Она дернула большим пальцем, указывая на холл, — жест резкий, заставший меня врасплох после страстной ранимости ее арии, унаследованный, наверно, заодно с антисемитизмом от отца — техника по бойлерам. И эти слова о процессе, сообразил я, наверняка тоже заемные — они уже не пропитаны ее кровью, это слова другого рода, она их повторяет так, словно даже не верит в их смысл. Попугайничает, имитируя голос своего кумира, подумал я, ведет себя, как подобает любящей подруге героя.
— Дело в сыне, — объяснила она. — Демьянюк хочет, чтобы с сыном все было хорошо и он ничего не знал. Он врет ради сына. Сознайся он — и этому мальчику конец. Наверняка конец. — Одна из ее пресловутых рук бесцеремонно легла на мое плечо, одна из рук, послужной список которых — всю эту замаранность телесными секретами — я не мог изгнать из своего воображения; и этот прямой контакт оказался настолько шокирующе-интимным, что на миг мне показалось, будто я растворяюсь в ней — так чувствует младенец, когда руки матери для него еще не просто конечности, а олицетворение всего ее теплого, дивного, огромного тела. Не поддавайся, подумал я, ее общество чересчур соблазнительно: помни, что эта парочка радеет вовсе не о твоих интересах!
— Поговорите с ним. Пожалуйста, посидите вдвоем с Филипом, поговорите.
— С «Филипом» мне говорить не о чем.
— Ой, не надо так, — взмолилась она, и, когда ее пальцы еще крепче стиснули мою плоть, нажим ее большого пальца на мою локтевую ямку спровоцировал прилив практически всех чувств, толкавших меня в неверном направлении, — пожалуйста, не надо…
— Чего не надо?
— Срывать его планы!
— Их срываю не я.
— Но у него, — вскричала она, — сейчас ремиссия!
Даже в менее возбуждающей обстановке «ремиссия» — не то слово, которое легко пропустить мимо ушей: совсем как «виновен» или «невиновен» в зале суда, когда это произносит старшина присяжных, обращаясь к судье.
Я сказал:
— Ремиссия больного раком… Я совсем не против этого, ни в его случае, ни в случае любого другого. Я даже не против его так называемого диаспоризма. Мне абсолютно безразличны эти идеи, с какой стороны на них ни глянь. Но я против того, чтобы он сплетал мою жизнь со своей и морочил людей насчет того, кто из нас кто. Я не могу допустить и не допущу, чтобы он внушал людям, будто он — это я. Это должно прекратиться!

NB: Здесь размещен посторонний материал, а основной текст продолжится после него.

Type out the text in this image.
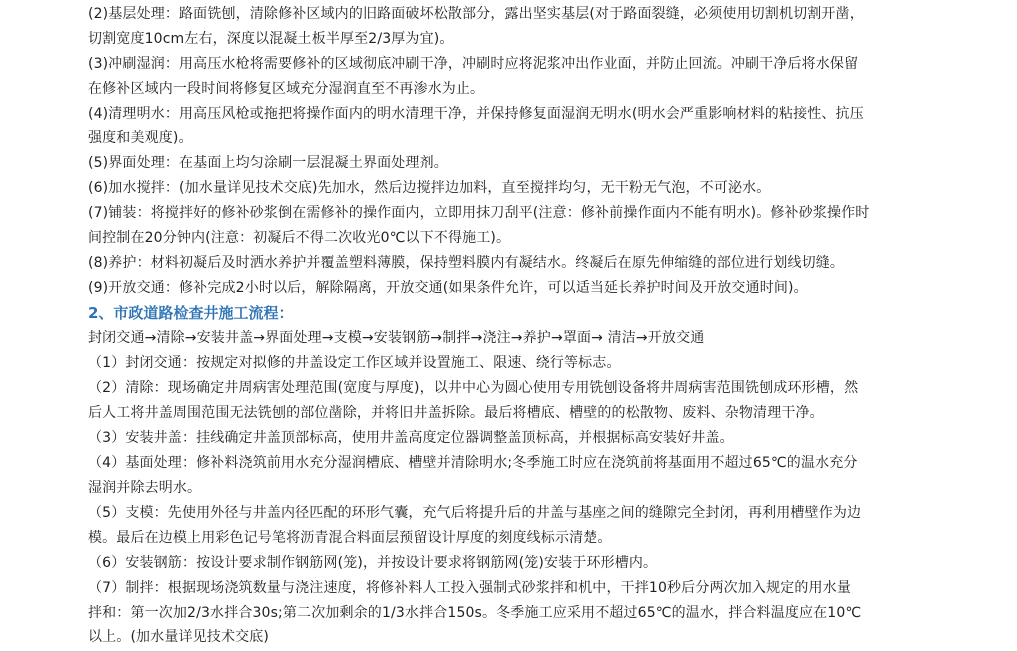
(2)基层处理：路面铣刨，清除修补区域内的旧路面破坏松散部分，露出坚实基层(对于路面裂缝，必须使用切割机切割开凿，
切割宽度10cm左右，深度以混凝土板半厚至2/3厚为宜)。
(3)冲刷湿润：用高压水枪将需要修补的区域彻底冲刷干净，冲刷时应将泥浆冲出作业面，并防止回流。冲刷干净后将水保留
在修补区域内一段时间将修复区域充分湿润直至不再渗水为止。
(4)清理明水：用高压风枪或拖把将操作面内的明水清理干净，并保持修复面湿润无明水(明水会严重影响材料的粘接性、抗压
强度和美观度)。
(5)界面处理：在基面上均匀涂刷一层混凝土界面处理剂。
(6)加水搅拌：(加水量详见技术交底)先加水，然后边搅拌边加料，直至搅拌均匀，无干粉无气泡，不可泌水。
(7)铺装：将搅拌好的修补砂浆倒在需修补的操作面内，立即用抹刀刮平(注意：修补前操作面内不能有明水)。修补砂浆操作时
间控制在20分钟内(注意：初凝后不得二次收光0℃以下不得施工)。
(8)养护：材料初凝后及时洒水养护并覆盖塑料薄膜，保持塑料膜内有凝结水。终凝后在原先伸缩缝的部位进行划线切缝。
(9)开放交通：修补完成2小时以后，解除隔离，开放交通(如果条件允许，可以适当延长养护时间及开放交通时间)。
2、市政道路检查井施工流程：
封闭交通→清除→安装井盖→界面处理→支模→安装钢筋→制拌→浇注→养护→罩面→ 清洁→开放交通
（1）封闭交通：按规定对拟修的井盖设定工作区域并设置施工、限速、绕行等标志。
（2）清除：现场确定井周病害处理范围(宽度与厚度)，以井中心为圆心使用专用铣刨设备将井周病害范围铣刨成环形槽，然
后人工将井盖周围范围无法铣刨的部位凿除，并将旧井盖拆除。最后将槽底、槽壁的的松散物、废料、杂物清理干净。
（3）安装井盖：挂线确定井盖顶部标高，使用井盖高度定位器调整盖顶标高，并根据标高安装好井盖。
（4）基面处理：修补料浇筑前用水充分湿润槽底、槽壁并清除明水;冬季施工时应在浇筑前将基面用不超过65℃的温水充分
湿润并除去明水。
（5）支模：先使用外径与井盖内径匹配的环形气囊，充气后将提升后的井盖与基座之间的缝隙完全封闭，再利用槽壁作为边
模。最后在边模上用彩色记号笔将沥青混合料面层预留设计厚度的刻度线标示清楚。
（6）安装钢筋：按设计要求制作钢筋网(笼)，并按设计要求将钢筋网(笼)安装于环形槽内。
（7）制拌：根据现场浇筑数量与浇注速度，将修补料人工投入强制式砂浆拌和机中，干拌10秒后分两次加入规定的用水量
拌和：第一次加2/3水拌合30s;第二次加剩余的1/3水拌合150s。冬季施工应采用不超过65℃的温水，拌合料温度应在10℃
以上。(加水量详见技术交底)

— Это прекратится, идет? Прекратится.
— Ой ли? Вы-то почем знаете?
— Филип велел мне сказать вам, что это прекратится.
— Велел? А что ж вы тогда не сказали? Почему он не написал в этом письме… в этом совершенно идиотском письме?! — сказал я, со злостью припоминая водянистую бессодержательность, бессмысленную несообразность, истерическую бессвязность этой эпистолы о жизни и смерти, припоминая все эти дурацкие косые черты, которые он, по моим догадкам, охотно начертил бы не на бумаге, а на мне.
— Вы его совсем не так поняли, — взмолилась она. — Это прекратится. Он весь заболел оттого, что это вас расстроило. У него голова идет кругом от этого. Я хочу сказать, у него настоящее головокружение. Он буквально не может встать. Я оставила его в постели. Он слег, мистер Рот, просто слег.
— Понятно. Он думал, что я не буду возражать. Думал, эти все интервью журналистам для меня — как с гуся вода.
— Если бы вы встретились с ним еще разок…
— Я же с ним встретился. И с вами сейчас встречаюсь, — сказал я и выдернул локоть из-под ее руки. — Если вы его любите, мисс Поссесски, и если вы ему преданы, и если вы хотите предотвратить неприятности, которые могут быть опасны для здоровья ракового больного в ремиссии, то вам следует остановить его немедленно. Пусть он немедленно перестанет использовать мое имя. И больше никаких встреч.
— Но, — сказала она, и в ее голосе взревело пламя, а ее кулаки гневно сжались, — это все равно что попросить вас не использовать
— Нет, нет и нет, ничего подобного! Ваш пациент в ремиссии — лжец. Какими бы высокими мотивами он ни руководствовался, на самом деле — врет как дышит! Он мне никакой не тезка, а если он вам сказал, что тезка, то он и вам наврал.
Уже то, как она скривила губы, инстинктивно побудило меня выставить руку, заслоняясь от удара. И я действительно перехватил в воздухе ее кулак — такой твердый, что им и нос сломать недолго.
— Мудак! — взревела она. — Ваше имя! Ваше имя! Вы вообще, вообще хоть иногда о чем-то думаете, кроме вашего сраного имени?
Теперь, переплетенные на столешнице, наши пальцы сразились между собой; хватка у нее была совсем не девчоночья, и я, даже надавив изо всей силы, еле сумел обездвижить пять пальцев, зажатых между моими. А сам тем временем следил за ее второй рукой.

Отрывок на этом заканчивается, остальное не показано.